Hospital Update: Day 9

We are making some progress with the bowel obstruction, but I feel that there will be a few more days that I will need to stay here. It appears that with each new admittance to the hospital, the longer they seem to keep me. I mean, it makes sense. We’ve experienced on multiple occasions the false security of showing improvement only to be readmitted just 24 hours later. Slow and steady has been the approach with this stay in order to best avoid the hospitalization revolving door.

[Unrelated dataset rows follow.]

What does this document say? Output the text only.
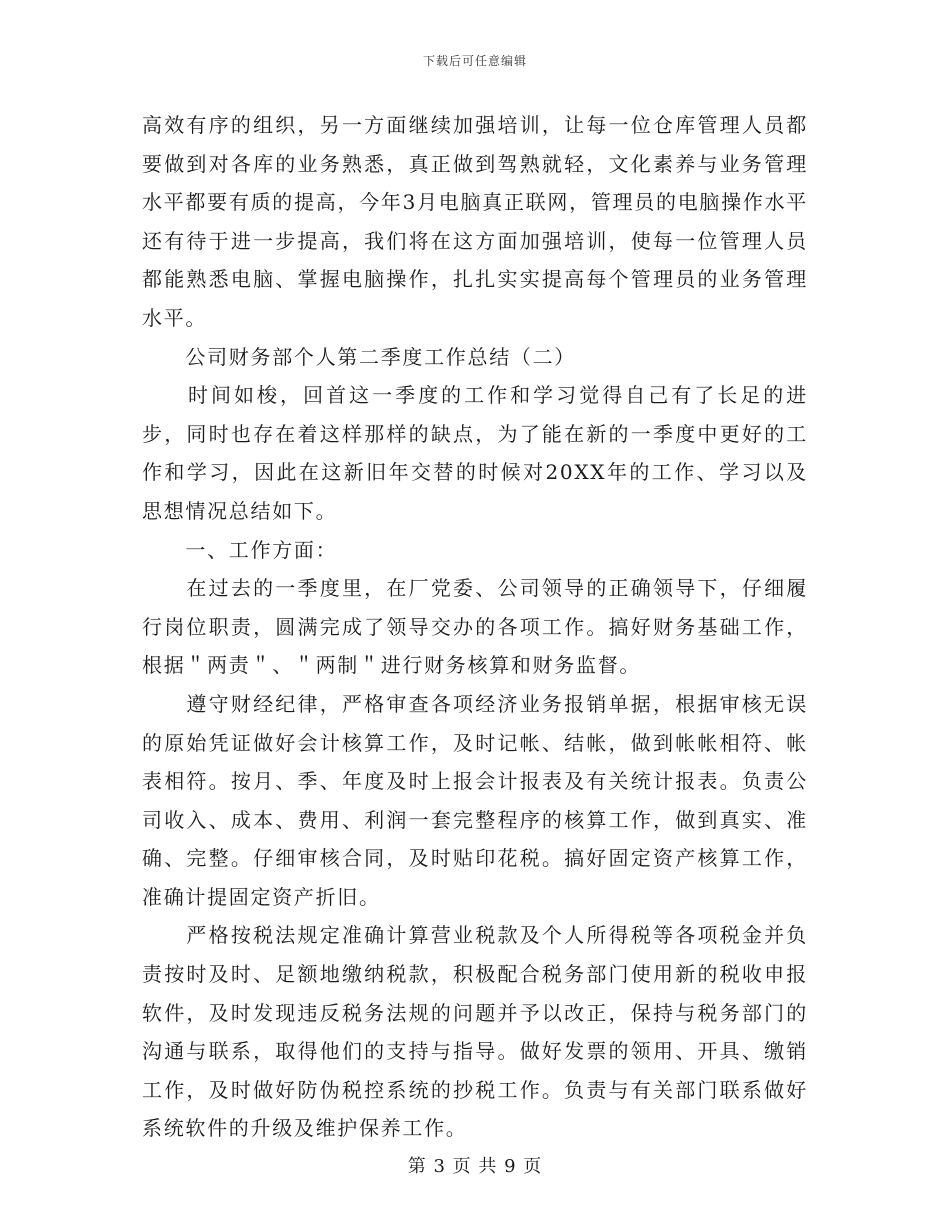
下载后可任意编辑

高效有序的组织，另一方面继续加强培训，让每一位仓库管理人员都要做到对各库的业务熟悉，真正做到驾熟就轻，文化素养与业务管理水平都要有质的提高，今年3月电脑真正联网，管理员的电脑操作水平还有待于进一步提高，我们将在这方面加强培训，使每一位管理人员都能熟悉电脑、掌握电脑操作，扎扎实实提高每个管理员的业务管理水平。

　　公司财务部个人第二季度工作总结（二）

　　时间如梭，回首这一季度的工作和学习觉得自己有了长足的进步，同时也存在着这样那样的缺点，为了能在新的一季度中更好的工作和学习，因此在这新旧年交替的时候对20XX年的工作、学习以及思想情况总结如下。

　　一、工作方面：

　　在过去的一季度里，在厂党委、公司领导的正确领导下，仔细履行岗位职责，圆满完成了领导交办的各项工作。搞好财务基础工作，根据＂两责＂、＂两制＂进行财务核算和财务监督。

　　遵守财经纪律，严格审查各项经济业务报销单据，根据审核无误的原始凭证做好会计核算工作，及时记帐、结帐，做到帐帐相符、帐表相符。按月、季、年度及时上报会计报表及有关统计报表。负责公司收入、成本、费用、利润一套完整程序的核算工作，做到真实、准确、完整。仔细审核合同，及时贴印花税。搞好固定资产核算工作，准确计提固定资产折旧。

　　严格按税法规定准确计算营业税款及个人所得税等各项税金并负责按时及时、足额地缴纳税款，积极配合税务部门使用新的税收申报软件，及时发现违反税务法规的问题并予以改正，保持与税务部门的沟通与联系，取得他们的支持与指导。做好发票的领用、开具、缴销工作，及时做好防伪税控系统的抄税工作。负责与有关部门联系做好系统软件的升级及维护保养工作。

第 3 页 共 9 页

(Clearly not a true representation of said revolving door)^

The time I have spent here this visit has been a bit more daunting than I anticipated. It’s not as if I thought it would be a cake walk but there were a few things that had to be tended to that I wasn’t expecting.

A quick recap of events:

  • NG tube placed (nose hose)
    • Throat is beyond raw, often hard to speak
    • Cepacol cough drops have been mega helpful
  • TPN
    • Back on IV liquid nutrition since I can’t eat or drink by mouth (yes I am torturing myself with pictures of pizza and junk on Instagram)
  • Thoracentesis
    • Drained one full liter of fluid from my right side that was compressing my lungs  (3rd lung lap in 3 weeks).
    • My blood oxygen is still on the lower end so I have opted to sleep with oxygen the past few nights (as if I don’t have enough crap shoved up my nose right now).
  • Blood transfusion
    • Hemoglobin was low yesterday so they gave me two units of blood through a peripheral line
    • My veins are the worst and the peripheral line was very difficult to place. Through lots of patience, tears, and one determined AMS nurse we got there.
  • New chemo began
    • Doxil infusion lasted 2 1/2 hours
    • No adverse reaction
    • Thumbs up so far

I’m honestly too exhausted to really go into detail with everything that has transpired this week. All I can say is that I’ve had excellent care, great support from loved ones, and am optimistic that the next few days will show a bit more promise. There is a little light starting to shine toward the end of the tunnel. A doctor, just minutes ago, told me that we were in a good place to do a clamp trial and take the NG tube off of suction. So basically the tube is still in but it’s not doing anything. If I can go 24 hours without nausea, vomiting, issues, we may get closer to getting the tube out and perhaps even going home.

On that joyous note…

Thanks to those that have reached out and visited. You know how much it means to me.

Even with this exciting news I am asking for no visitors except for immediate family and Cory at this time. As mentioned before it is very hard on my throat to talk extensively so texts and messages are welcome instead (at least for now) 🙂

Let’s think positive thoughts for the next 24 hours!